O programa Move Brasil, lançado pelo Governo Federal para modernizar a frota de caminhões do país, já ultrapassou R$ 1,9 bilhão em crédito aprovado no primeiro mês de operação, segundo informações oficiais divulgadas pelo vice-presidente e ministro do Desenvolvimento, Indústria, Comércio e Serviços, Geraldo Alckmin, durante evento em Guarulhos (SP).

O valor representa quase 20% do total previsto de R$ 10 bilhões da iniciativa, que combina recursos do Tesouro Nacional e do Banco Nacional de Desenvolvimento Econômico e Social (BNDES).

Programa Move Brasil: estímulo à economia e sustentabilidade

Criado para substituir veículos antigos e estimular as vendas do setor, o Move Brasil tem como objetivo apoiar caminhoneiros autônomos, cooperativas e empresas de transporte na aquisição de caminhões novos ou seminovos mais eficientes. O programa também busca reduzir emissões de carbono, melhorar a segurança nas estradas e fortalecer a logística nacional.

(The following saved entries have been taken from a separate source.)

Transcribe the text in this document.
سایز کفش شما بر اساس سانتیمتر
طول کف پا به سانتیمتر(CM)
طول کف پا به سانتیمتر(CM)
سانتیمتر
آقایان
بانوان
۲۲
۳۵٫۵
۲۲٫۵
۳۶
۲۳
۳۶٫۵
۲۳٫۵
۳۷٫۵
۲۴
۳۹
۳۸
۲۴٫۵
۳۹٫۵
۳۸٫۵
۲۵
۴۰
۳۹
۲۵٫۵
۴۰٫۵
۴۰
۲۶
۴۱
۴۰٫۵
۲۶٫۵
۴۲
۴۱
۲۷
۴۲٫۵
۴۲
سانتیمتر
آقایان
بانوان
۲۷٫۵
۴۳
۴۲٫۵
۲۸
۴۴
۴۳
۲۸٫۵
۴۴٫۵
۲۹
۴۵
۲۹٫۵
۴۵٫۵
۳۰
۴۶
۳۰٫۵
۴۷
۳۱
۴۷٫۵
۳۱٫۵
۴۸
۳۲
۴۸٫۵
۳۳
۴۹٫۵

O movimento ocorre após um período de retração nas vendas do setor, que registrou quedas expressivas em 2025 e no início de 2026, reforçando a necessidade de medidas de incentivo e crédito acessível.

Condições financeiras e critérios de acesso

O programa conta com R$ 10 bilhões em crédito total, sendo R$ 6 bilhões provenientes do Tesouro Nacional e o restante via BNDES. Desse montante, R$ 1 bilhão é destinado exclusivamente a caminhoneiros autônomos e cooperados.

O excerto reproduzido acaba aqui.